By Ryan Lazo
RICHMOND — For the game’s first first 27:03, Old Dominion University did everything it needed to keep Virginia Commonwealth University in check. They got to the loose balls, handled the press with ease and dominated the points in the paint battle. But the Rams can only be held down for so long.
Aaron Bacote‘s 3-pointer at 12:53 of the second half put the Monarchs ahead by one, 41-40. It would also mark the last time Old Dominion held the lead as the cumulative effect of havoc took its toll on their eight-man rotation.
VCU’s JeQuan Lewis started the run with a mid-range jump-shot, then Briante Weber sped up the court and found a cutting Juvonte Reddic for a two-handed slam, forcing a Monarchs’ timeout. But the 30-second timeout did nothing to cool down the Rams and fill up the Monarchs’ near-empty tanks.
Reddic posted up the undersized Monarchs and hit a right-handed hook-shot. After the made shot, Weber stole the inbounds pass and glided to the hoop for his only 2 points of the game. But it was the freshman guard from Dickinson, Tenn. who put the exclamation point in the VCU run with a dagger 3-pointer, extending the Rams’ lead to 10, 51-41 and it only grew from there.
Old Dominion managed just two field goals over the last 8:12 of action, handing VCU all the ammunition it needed to dispatch the Monarchs, 69-48, at Verizon Wireless Arena.
“They just keep coming at you,” Monarchs’ head coach Jeff Jones said of the Rams. “They wear you down … I think fatigue got us and give VCU credit for that because they make you work on every possession. Offensively, they keep coming at you and they kept sending guys to boards and ultimately we didn’t have enough in the tank.”
It’s the same party line many coaches speak of upon a game’s regulation when facing the Rams (8-2).
They can dissect it on tape, simulate it in practice and study it each day prior to the game, but there is no way to simulate the cumulative effect havoc has during actual game-speed. Old Dominion (4-5) started off the game hot from the field, hitting 8-of-10 shots with most of those coming from inside the painted area.
Yet, the energy spent moving up the court against the havoc defense slowed them down. The ability to get into the lane diminished as their energy levels dropped, leaving them to make just 13-of-56 shots to end the game, including just six field goals in the second half.

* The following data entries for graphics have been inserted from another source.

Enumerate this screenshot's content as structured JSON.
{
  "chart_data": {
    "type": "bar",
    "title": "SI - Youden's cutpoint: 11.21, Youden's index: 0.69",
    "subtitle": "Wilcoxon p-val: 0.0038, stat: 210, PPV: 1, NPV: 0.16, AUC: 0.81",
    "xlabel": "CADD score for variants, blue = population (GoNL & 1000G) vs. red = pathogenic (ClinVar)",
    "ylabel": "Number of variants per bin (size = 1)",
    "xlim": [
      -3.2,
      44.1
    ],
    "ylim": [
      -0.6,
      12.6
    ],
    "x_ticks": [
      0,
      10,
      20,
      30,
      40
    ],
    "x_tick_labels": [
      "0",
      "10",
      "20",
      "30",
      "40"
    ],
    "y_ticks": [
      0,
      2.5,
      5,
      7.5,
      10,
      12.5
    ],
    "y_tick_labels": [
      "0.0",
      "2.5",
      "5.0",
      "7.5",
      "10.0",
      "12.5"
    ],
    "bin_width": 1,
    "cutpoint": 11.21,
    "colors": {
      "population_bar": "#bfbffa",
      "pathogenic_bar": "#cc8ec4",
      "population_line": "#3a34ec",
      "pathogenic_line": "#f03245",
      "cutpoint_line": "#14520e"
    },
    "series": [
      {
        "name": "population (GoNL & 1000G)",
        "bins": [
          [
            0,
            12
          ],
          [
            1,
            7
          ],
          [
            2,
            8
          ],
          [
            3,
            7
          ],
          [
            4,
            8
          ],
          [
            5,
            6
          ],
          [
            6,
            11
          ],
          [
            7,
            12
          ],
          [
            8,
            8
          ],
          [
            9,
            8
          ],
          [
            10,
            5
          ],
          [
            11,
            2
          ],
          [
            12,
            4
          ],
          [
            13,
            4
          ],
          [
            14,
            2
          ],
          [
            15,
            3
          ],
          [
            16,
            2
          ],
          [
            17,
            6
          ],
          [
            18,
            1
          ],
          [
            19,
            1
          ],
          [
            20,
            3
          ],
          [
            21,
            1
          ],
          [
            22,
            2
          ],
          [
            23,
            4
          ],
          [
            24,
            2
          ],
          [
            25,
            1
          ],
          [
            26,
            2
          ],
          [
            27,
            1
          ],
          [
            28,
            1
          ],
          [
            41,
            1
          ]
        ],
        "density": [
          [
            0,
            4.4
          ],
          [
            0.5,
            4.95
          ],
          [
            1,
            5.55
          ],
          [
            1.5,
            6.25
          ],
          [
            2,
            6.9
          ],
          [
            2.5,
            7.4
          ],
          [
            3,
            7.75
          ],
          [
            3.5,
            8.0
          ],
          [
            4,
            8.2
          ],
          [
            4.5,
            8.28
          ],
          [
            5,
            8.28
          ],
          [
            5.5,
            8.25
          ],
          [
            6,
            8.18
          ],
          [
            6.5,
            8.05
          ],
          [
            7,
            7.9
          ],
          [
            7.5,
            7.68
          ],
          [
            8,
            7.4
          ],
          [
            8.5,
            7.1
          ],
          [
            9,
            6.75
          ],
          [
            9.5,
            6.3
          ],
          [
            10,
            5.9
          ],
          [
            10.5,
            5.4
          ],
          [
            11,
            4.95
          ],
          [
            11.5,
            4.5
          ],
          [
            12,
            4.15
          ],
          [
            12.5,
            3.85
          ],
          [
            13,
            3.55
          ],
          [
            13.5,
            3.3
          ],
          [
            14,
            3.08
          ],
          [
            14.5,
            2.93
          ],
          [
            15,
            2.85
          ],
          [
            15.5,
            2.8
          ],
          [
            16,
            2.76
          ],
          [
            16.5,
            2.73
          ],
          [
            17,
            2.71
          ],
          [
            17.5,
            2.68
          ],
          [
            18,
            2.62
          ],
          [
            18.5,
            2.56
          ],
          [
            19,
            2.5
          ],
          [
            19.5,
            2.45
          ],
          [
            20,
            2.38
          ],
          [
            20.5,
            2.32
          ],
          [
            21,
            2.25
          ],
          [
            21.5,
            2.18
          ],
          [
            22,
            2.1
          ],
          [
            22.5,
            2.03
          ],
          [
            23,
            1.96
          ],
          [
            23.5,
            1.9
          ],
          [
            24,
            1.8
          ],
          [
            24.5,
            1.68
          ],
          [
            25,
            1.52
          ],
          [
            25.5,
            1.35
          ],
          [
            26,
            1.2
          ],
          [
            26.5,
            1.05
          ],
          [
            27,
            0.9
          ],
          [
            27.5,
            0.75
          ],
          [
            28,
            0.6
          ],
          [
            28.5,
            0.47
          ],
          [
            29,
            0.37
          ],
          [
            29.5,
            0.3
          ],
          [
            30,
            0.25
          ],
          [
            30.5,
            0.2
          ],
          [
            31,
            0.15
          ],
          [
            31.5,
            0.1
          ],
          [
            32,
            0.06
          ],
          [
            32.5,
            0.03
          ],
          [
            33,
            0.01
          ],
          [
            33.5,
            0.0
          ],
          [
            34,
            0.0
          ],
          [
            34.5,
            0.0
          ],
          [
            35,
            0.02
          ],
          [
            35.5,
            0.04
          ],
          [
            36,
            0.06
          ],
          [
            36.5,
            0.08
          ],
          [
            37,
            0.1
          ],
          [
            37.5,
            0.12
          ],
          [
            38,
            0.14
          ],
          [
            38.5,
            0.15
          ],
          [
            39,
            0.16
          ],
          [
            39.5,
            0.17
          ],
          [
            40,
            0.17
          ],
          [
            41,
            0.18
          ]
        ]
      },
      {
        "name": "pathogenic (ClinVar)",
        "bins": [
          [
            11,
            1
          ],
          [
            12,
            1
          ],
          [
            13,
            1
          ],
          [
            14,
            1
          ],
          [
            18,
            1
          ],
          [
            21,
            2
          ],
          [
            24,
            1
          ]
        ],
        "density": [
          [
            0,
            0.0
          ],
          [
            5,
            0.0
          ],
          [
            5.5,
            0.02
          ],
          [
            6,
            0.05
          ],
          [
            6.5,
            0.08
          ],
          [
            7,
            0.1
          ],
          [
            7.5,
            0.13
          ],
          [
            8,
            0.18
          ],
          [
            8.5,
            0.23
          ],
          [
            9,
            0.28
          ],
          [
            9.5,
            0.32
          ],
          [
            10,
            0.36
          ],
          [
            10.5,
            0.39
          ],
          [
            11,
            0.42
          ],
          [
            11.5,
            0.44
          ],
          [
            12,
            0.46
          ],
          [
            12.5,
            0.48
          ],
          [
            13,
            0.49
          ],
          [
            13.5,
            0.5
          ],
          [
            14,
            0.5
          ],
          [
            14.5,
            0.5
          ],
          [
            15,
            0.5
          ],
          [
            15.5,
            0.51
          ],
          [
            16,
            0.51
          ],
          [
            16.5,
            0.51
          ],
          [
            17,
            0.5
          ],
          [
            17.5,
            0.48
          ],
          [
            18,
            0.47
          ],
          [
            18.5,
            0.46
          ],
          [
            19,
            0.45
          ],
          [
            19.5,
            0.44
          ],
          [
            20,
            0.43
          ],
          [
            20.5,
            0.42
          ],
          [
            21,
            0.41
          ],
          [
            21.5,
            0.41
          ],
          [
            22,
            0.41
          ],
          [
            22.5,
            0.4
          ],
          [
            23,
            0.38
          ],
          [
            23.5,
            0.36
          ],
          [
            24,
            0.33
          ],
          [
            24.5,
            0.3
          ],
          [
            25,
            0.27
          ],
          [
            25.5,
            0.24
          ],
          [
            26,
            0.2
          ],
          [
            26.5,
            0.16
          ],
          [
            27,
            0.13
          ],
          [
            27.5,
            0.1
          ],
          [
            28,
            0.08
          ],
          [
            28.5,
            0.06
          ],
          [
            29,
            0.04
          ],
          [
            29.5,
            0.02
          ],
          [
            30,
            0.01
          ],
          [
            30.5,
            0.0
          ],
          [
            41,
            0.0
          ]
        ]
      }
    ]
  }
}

“As the second half went on, they got tired and our style of play got to them,” Treveon Graham said after his 13-point, four-rebound effort on 4-of-8 shooting. “For the last couple of weeks, coach has really been emphasizing stops and I think that’s what we did in the second half.”
But Shaka Smart also recognized a perceived weakness of the Monarchs during film study — their lack of height.
Old Dominion has just one player in its regular rotation above 6-foot-7, giving the Rams the advantage. With a concerted effort to get the ball into the paint, Reddic responded with his best game of the season.
The 6-foot-9 forward battered the Monarchs underneath with his assortment of moves including posterizing slams and baby hook-shots, setting a season-high in points with 24 on 12-of-16 shooting. In addition, the senior recorded 12 rebounds, five of those on the offensive glass, swatted away four shots and swiped two steals.
“Juvonte, this was his best game of the year so far,” Smart said after the win. “He’s a guy who is central to everything we do, but when he plays with that much activity and energy, it really gives us a boost.”
It was a boost desperately needed for a Rams squad which continues to struggle to score in the half-court offense. Take out both Reddic and Graham’s double-digit point-efforts — for Graham it was his 37th in the last 41 games — and the rest of the team shot an abysmal 11-of-48, good enough for 22 percent.
However, perhaps Lewis can be the answer to the Rams’ shooting woes.
The freshman guard scored 8 points on 3-of-7 shooting, but five of those came in the decisive second half run, including the dagger 3-pointer he took without hesitation.
“He’s a really good shooter. He’s one of the top three shooters we have,” Smart said. “He’s a guy at AAU basketball, high school basketball, he made six, eight, 10 threes. He can really shoot.”
But Smart also needs to figure out a way to get this VCU side to play from the opening tip.
The Rams were seemingly out-worked in all areas during the game’s opening 10 minutes of action before a timeout woke the team from its slumber.
“You have to battle entitlement,” Smart said. “It’s very, very easy to show up to the arena and say, ‘we got this.’ It doesn’t work that way. You have to make it happen. You have to play possession by possession. I think early in the game, we struggled with that a little bit.”
After 10 games, it’s clear this Rams team is one of the most talented around, sitting atop the nation in forced turnovers and steals per game. Yet, it’s their mindset which could hold them back, emphasizing a need to find the heart of a team with a killer instinct.